The Indian Minister of State for Home Affairs has claimed the Hindu population in India is decreasing because “Hindus never convert people”.

Kiren Rijiju, tweeting on 13 February, also wrote that “minorities are flourishing”.

His comments were reported in several major Indian newspapers, including The Hindu and Hindustan Times.

He was referring to data from the 2011 census, which indicated that the Hindu share of the nation’s population had decreased to below 80%. According to data published by the government in August 2015, India’s total population was recorded as being 1.21 billion people in 2011, of which Hindus constituted 79.8%, Muslims 14.2%, Christians 2.3%, Sikh 1.7%, Buddhist 0.7% and Jain 0.4%.

However, last January the international working president for Vishwa Hindu Parishad said more than 500,000 Christians and 250,000 Muslims had reconverted to Hinduism in the past decade through its Ghar Wapsi, or “homecoming”, initiative.
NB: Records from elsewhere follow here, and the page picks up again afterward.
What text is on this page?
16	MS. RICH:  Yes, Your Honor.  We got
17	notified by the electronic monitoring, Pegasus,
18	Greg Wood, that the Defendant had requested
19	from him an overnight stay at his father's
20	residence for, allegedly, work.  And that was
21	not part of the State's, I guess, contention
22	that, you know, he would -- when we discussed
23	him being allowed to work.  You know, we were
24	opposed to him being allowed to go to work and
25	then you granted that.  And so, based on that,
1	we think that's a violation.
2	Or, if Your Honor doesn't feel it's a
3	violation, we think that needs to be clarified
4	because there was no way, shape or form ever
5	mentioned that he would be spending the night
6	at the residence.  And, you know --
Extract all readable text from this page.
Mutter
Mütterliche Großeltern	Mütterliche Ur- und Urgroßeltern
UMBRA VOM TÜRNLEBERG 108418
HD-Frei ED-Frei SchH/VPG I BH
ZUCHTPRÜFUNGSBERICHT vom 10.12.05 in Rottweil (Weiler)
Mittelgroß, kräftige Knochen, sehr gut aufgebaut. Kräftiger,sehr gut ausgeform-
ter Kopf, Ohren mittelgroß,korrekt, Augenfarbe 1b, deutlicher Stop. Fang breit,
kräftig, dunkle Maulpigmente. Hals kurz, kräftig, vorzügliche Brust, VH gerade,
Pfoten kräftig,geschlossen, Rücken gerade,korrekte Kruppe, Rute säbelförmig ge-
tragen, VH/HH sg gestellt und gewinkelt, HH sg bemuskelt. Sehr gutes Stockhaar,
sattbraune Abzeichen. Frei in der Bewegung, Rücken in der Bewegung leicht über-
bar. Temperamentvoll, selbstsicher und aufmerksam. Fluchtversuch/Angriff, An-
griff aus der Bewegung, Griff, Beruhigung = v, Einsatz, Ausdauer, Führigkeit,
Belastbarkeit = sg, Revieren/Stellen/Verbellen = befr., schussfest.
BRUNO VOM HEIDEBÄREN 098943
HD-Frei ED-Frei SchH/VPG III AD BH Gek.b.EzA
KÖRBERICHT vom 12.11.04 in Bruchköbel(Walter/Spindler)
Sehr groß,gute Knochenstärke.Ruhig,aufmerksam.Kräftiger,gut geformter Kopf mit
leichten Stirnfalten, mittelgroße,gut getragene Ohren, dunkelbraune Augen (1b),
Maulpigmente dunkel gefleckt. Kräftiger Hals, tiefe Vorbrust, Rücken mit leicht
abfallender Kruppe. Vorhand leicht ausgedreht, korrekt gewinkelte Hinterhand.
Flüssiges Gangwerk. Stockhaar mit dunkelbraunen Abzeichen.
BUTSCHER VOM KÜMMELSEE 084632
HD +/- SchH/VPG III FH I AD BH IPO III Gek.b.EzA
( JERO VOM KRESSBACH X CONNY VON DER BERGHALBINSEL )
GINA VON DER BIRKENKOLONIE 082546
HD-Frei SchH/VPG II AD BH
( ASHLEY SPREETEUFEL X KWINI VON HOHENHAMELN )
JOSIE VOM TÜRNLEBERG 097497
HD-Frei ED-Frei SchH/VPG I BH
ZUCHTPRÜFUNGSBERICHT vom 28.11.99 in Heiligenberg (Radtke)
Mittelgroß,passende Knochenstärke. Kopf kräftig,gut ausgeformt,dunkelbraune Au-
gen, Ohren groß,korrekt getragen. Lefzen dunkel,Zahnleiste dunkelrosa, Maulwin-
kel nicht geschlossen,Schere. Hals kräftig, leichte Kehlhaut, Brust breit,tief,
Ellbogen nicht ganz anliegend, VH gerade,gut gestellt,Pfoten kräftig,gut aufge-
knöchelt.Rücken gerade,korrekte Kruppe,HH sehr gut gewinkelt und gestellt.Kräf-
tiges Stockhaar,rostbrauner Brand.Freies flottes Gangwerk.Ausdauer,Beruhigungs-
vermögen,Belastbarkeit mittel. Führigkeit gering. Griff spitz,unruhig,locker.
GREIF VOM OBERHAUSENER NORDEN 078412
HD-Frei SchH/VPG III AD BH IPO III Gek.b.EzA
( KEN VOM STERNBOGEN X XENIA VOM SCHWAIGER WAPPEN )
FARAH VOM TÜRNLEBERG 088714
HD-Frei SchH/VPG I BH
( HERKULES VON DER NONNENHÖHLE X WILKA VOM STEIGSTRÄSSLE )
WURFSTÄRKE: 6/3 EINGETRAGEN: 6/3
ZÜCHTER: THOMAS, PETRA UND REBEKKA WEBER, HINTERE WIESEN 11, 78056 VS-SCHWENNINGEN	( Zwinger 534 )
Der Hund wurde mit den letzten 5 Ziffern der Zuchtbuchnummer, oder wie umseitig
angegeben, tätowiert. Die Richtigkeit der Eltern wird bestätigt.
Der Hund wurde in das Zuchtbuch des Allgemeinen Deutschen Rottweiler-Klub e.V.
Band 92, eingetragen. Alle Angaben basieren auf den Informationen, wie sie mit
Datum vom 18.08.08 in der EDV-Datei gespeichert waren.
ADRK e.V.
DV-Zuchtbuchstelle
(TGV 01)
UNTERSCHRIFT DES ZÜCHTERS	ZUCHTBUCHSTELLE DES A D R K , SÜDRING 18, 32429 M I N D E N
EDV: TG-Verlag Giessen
“It is obvious that the Modi administration does not consider Hindu pressure on non-Hindus to return to Hinduism as conversion,” said Rolf Zeegers, analyst at Open Doors’ World Watch Research unit. “The well-known Ghar Wapsi campaign (ongoing since August 2014) has resulted in hundreds of people re-converting to Hinduism (sometimes under huge pressure); this is however not regarded as conversion, but rather as home-coming. In the eyes of radical Hindus, conversion is only in one direction – away from Hinduism. Such statements like the one made by Minister Rijiju only add to the already tense religious atmosphere. It is likely to stimulate more violence from Hindu radicals.”